Have a real day…
This is not a pretty story. I woke up crabby and rapidly slid downhill into grumpy. There wasn’t a good reason — or even a bad one. I was just suddenly a short, blondish, Cruella DeVille.
I harrumphed at my children, ignored the cat, snarled at my laptop and grinched my way through checking email. Couldn’t shower right away because my daughter wanted to. Grumble … grumble … grumble.
Realized I was thirsty and my body wanted lemon water. Cold. Sour. Cloudy. Yeah. Just the fuel this morning needed.
Roamed onto Facebook where everyone seemed to be having the most enlightened, beautiful, dream-come-true kind of day they’d ever had. Humbug! Several of them wanted to know how I was….really.
I didn’t answer, because I truly like these people, and most of Cruellas’s responses were unprintable….really. I took a shower instead. Crabs like water, right?
Couldn’t stop thinking about the “How are you? Really.” question, though.
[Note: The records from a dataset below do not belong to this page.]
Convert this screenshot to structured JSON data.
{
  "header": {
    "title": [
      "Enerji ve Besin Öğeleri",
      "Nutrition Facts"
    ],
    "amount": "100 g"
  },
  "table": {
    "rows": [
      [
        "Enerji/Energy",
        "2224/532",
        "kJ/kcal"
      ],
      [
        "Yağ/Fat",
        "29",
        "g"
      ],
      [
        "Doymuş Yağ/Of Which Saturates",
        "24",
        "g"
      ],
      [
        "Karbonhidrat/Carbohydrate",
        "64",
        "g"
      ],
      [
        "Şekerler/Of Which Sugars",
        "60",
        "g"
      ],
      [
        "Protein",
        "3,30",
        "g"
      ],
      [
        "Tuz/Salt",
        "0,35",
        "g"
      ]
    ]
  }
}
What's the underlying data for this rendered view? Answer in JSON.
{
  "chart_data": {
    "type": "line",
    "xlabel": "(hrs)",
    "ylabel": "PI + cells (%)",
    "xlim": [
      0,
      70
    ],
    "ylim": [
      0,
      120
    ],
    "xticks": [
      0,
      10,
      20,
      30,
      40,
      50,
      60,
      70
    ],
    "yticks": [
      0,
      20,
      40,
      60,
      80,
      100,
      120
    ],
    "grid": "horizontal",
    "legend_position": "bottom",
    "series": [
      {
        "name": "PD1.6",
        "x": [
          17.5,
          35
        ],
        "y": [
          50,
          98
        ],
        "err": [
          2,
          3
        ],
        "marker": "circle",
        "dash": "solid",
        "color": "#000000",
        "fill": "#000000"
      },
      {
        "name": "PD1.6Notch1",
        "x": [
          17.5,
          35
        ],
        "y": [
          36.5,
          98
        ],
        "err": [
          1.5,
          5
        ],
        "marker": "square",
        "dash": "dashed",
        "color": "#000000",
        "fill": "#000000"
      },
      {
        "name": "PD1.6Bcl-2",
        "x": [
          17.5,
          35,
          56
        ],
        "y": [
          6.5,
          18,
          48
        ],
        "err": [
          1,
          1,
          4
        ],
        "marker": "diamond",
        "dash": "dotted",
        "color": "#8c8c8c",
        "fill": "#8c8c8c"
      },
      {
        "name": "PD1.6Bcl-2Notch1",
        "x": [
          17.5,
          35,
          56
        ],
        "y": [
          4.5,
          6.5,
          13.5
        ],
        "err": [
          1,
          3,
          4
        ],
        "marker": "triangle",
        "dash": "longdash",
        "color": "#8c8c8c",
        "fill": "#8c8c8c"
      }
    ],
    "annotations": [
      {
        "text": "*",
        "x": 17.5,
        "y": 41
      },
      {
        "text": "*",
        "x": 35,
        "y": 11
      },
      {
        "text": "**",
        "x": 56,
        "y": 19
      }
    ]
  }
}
Really, I was not so good. Stretched very thin. Carrying too much. Not asking for help. I wasn’t listening to my heart. I missed the deep connection to myself and the earth and oneness I’d felt during a recent retreat. And, on top of all that, I was standing in my shower hoping that being wet would stop the Cruella crab. Which it wasn’t.
So here’s the part where I’m supposed to tell you I got out of the shower into a lovely insightful meditation, made myself a green smoothie, called three friends for help, and began having the most enlightened, beautiful, dream-come-true kind of day ever. Happy ending accomplished.
I didn’t.
I got out of the shower into the same pile of demands and responsibilities I’d dropped on the floor with my jammies. I grabbed a bagel (my daughter had eaten the peach I wanted) and took many deep breaths. I drove my kids to the trailhead for their hike.
On the way home from dropping the kids off I screeched to a stop to stare drop-jawed at a whole flock of wild turkeys (awww….little ones!) I slalomed down the road avoiding a fleet of butterflies. Yes, I brake for butterflies.
Now I’m writing this for you. Because crabby days happen. Just a part of the rhythm of life. Especially when we stop listening to our hearts and try to handle everything all by ourselves. So (shrug) we’re human.
Then wild turkey poults happen.
And butterflies.
You get to write a blog post for a really amazing community.
Cruella stalks out of your day because she hates being wet.
The same tidal flow of life that brought the grumpy day pulls it away. Realistic doing OK ending happens.